聴覚障害をもち、大戦直後病にて36才の早い生涯を閉じた悲運の、孤独と寂寥の画家・松本 竣介。慈愛の眼差し『りんご』(1944)。
『りんご』(1944)
冬ながら空より花のちりくるは雲のあなたは春にやあるらむ 清原深養父(きよはらのふかやぶ)
きょうは、音楽ブログを休んで、たまたま今日目にとまった新聞記事からの投稿としよう。小さなコラムスペースで画展の紹介記事がされていたのだけれど、切手より少しばかり大きい程度の画に一目見て印象強くしたのだった。その画は子供をえがいたものだったのだけれど、なんとも優しさに満ちた慈愛の眼差しが画の向こう側から滲み出てくるようないい画なのだ。その画家の名を記事中で認めて少なからずの驚きだった。私の思い込みとそぐわなかったのだ。13才のときの≪病気(脳脊髄膜炎)≫により聴覚障害者となり、のち画業に打ち込むも、戦後まもなく、これまた病にて36才の早い生涯を閉じた悲運の画家松本 竣介(まつもと しゅんすけ、1912 - 1948)の画だったのだ。
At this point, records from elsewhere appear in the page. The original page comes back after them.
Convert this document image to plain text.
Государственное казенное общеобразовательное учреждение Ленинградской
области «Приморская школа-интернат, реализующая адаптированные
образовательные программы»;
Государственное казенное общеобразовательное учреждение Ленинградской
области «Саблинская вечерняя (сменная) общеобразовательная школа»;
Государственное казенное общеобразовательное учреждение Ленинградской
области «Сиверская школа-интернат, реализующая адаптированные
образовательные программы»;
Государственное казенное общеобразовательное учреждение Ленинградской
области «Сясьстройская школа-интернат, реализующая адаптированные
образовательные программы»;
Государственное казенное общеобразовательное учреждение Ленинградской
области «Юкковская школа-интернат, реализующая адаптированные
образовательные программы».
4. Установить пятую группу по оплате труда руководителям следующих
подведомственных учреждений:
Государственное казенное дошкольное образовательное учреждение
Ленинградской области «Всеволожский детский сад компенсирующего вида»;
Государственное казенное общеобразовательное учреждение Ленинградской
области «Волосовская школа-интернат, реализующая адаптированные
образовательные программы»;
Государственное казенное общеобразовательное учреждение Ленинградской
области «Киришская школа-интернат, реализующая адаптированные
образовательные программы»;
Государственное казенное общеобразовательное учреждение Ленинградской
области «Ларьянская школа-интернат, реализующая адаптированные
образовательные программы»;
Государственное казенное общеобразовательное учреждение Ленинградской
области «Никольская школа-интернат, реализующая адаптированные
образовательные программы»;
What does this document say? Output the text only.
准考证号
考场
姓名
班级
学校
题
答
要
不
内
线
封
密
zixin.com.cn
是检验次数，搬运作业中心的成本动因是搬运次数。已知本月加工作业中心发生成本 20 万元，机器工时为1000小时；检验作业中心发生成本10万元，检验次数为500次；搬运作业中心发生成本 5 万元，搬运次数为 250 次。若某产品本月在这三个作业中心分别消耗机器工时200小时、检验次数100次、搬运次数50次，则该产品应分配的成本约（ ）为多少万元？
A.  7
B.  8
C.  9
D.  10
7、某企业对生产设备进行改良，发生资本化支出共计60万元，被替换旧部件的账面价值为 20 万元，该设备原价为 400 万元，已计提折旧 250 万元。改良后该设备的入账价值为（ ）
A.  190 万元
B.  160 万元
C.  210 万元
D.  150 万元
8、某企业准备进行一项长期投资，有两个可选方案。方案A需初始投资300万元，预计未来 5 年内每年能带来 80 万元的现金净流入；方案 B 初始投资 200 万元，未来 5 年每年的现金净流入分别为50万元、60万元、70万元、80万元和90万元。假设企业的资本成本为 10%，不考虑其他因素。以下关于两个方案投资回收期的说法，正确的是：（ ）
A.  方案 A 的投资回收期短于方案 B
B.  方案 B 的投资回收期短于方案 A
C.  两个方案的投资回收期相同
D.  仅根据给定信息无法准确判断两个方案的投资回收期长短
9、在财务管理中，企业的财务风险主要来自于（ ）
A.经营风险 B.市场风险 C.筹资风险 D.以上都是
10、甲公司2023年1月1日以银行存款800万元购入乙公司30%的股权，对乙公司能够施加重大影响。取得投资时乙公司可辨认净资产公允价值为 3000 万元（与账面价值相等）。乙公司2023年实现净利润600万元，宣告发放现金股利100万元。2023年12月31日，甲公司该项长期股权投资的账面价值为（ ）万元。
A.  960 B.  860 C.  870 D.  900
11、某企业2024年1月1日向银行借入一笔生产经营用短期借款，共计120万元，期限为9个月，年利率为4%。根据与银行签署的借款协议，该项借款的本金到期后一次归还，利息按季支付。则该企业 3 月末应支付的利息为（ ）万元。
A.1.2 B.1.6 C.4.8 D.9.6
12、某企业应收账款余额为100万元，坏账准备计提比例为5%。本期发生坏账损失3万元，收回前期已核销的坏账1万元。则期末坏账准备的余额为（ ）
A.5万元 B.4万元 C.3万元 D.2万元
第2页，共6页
孤独と寂寥感漂う都会(的)風景を特徴的画風とするとの了解をもっていたこの松本 竣介に、このような心優しい慈愛の画があるとは知らなかった。タイトルは『りんご』(1944)。これはいい画だ。ぜひ共に鑑賞(画集からの採録であればよかったのだけれど)しようと言うことで投稿記事とした次第。